A questão da xenofobia no Brasil
Enviada em 06/04/2019
No dia 11 de setembro de 2001, os Estados Unidos foram alvos de atentados terroristas coordenados por um grupo fundamentalista islâmico, quase três mil pessoas morreram. Tal cenário, resultou em um sentimento de revolta e aversão, sobretudo, aos muçulmanos -promovendo um engajamento à xenofobia- em todo o ocidente. Não obstante, no Brasil, há de se desconstruir a repulsa às diferenças étnicas e raciais e à falta de atenção do Estado à questão.
Em primeiro plano, um entrave é a persistência do sentimento ultranacionalista, averso ao estrangeiro, ao diferente, que é visto como inferior por não pertencer à cultura local. A esse respeito, em 2016 a Folha de SP realizou uma pesquisa na qual foi constatada que 31% dos brasileiros aprovam o fechamento das fronteiras aos refugiados. Logo, é necessário que tal pensamento seja desconstruído, uma vez que essas pessoas saem dos seus países, na maioria das circunstâncias, fugindo de guerras civis; parafraseando o filósofo Glacomo L.: não existe qualidade humana que seja mais intolerável que a intolerância.
Além disso, outro desafio a ser enfrentando é a omissão Estatal diante dos casos de Xenofobia. O artigo 5° da Constituição Cidadã, preconiza que todos são iguais perante a lei e garante aos brasileiros e estrangeiros residentes, direito à liberdade, à segurança. Não obstante, a realidade é outra, visto que as denúncias feitas por imigrantes são crescentes, mas, na Justiça, não há registros de notificações de xenófobos punidos. Ora, isso ratifica o crime silencioso assisto pelo Estado.

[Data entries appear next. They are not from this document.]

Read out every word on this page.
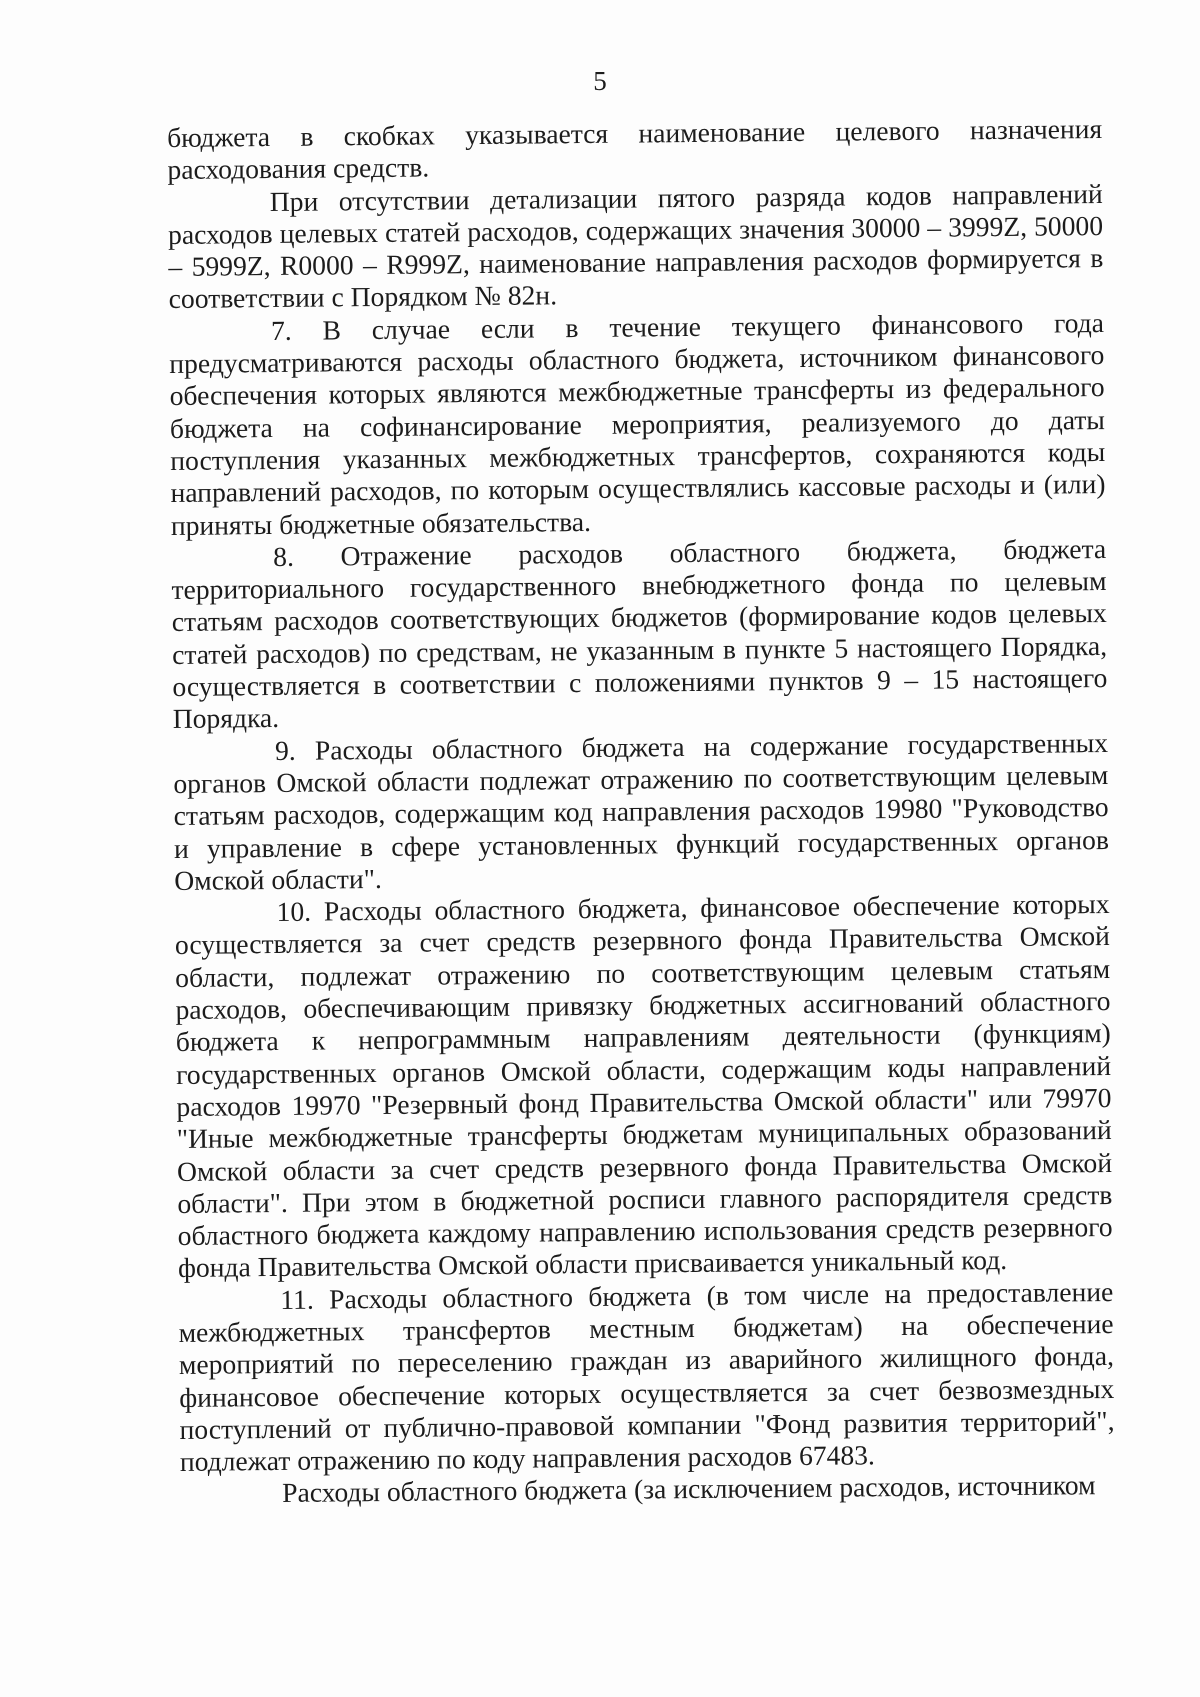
5

бюджета в скобках указывается наименование целевого назначения расходования средств.

При отсутствии детализации пятого разряда кодов направлений расходов целевых статей расходов, содержащих значения 30000 – 3999Z, 50000 – 5999Z, R0000 – R999Z, наименование направления расходов формируется в соответствии с Порядком № 82н.

7. В случае если в течение текущего финансового года предусматриваются расходы областного бюджета, источником финансового обеспечения которых являются межбюджетные трансферты из федерального бюджета на софинансирование мероприятия, реализуемого до даты поступления указанных межбюджетных трансфертов, сохраняются коды направлений расходов, по которым осуществлялись кассовые расходы и (или) приняты бюджетные обязательства.

8. Отражение расходов областного бюджета, бюджета территориального государственного внебюджетного фонда по целевым статьям расходов соответствующих бюджетов (формирование кодов целевых статей расходов) по средствам, не указанным в пункте 5 настоящего Порядка, осуществляется в соответствии с положениями пунктов 9 – 15 настоящего Порядка.

9. Расходы областного бюджета на содержание государственных органов Омской области подлежат отражению по соответствующим целевым статьям расходов, содержащим код направления расходов 19980 "Руководство и управление в сфере установленных функций государственных органов Омской области".

10. Расходы областного бюджета, финансовое обеспечение которых осуществляется за счет средств резервного фонда Правительства Омской области, подлежат отражению по соответствующим целевым статьям расходов, обеспечивающим привязку бюджетных ассигнований областного бюджета к непрограммным направлениям деятельности (функциям) государственных органов Омской области, содержащим коды направлений расходов 19970 "Резервный фонд Правительства Омской области" или 79970 "Иные межбюджетные трансферты бюджетам муниципальных образований Омской области за счет средств резервного фонда Правительства Омской области". При этом в бюджетной росписи главного распорядителя средств областного бюджета каждому направлению использования средств резервного фонда Правительства Омской области присваивается уникальный код.

11. Расходы областного бюджета (в том числе на предоставление межбюджетных трансфертов местным бюджетам) на обеспечение мероприятий по переселению граждан из аварийного жилищного фонда, финансовое обеспечение которых осуществляется за счет безвозмездных поступлений от публично-правовой компании "Фонд развития территорий", подлежат отражению по коду направления расходов 67483.

Расходы областного бюджета (за исключением расходов, источником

Portanto, a fim de garantir que o artigo 5° seja assegurado, cabe um norte às devidas intervenções. É dever do ministério da Educação, promover palestras publicitárias nas escolas sobre a importância da empatia e aceitação do “diferente”, com o fito de garantir uma vida prospera aos estrangeiros. Ademais, incumbe ao ministério da Defesa certificar que a lei 9.459 saia do papel, punindo todas as práticas de xenofobia na nação.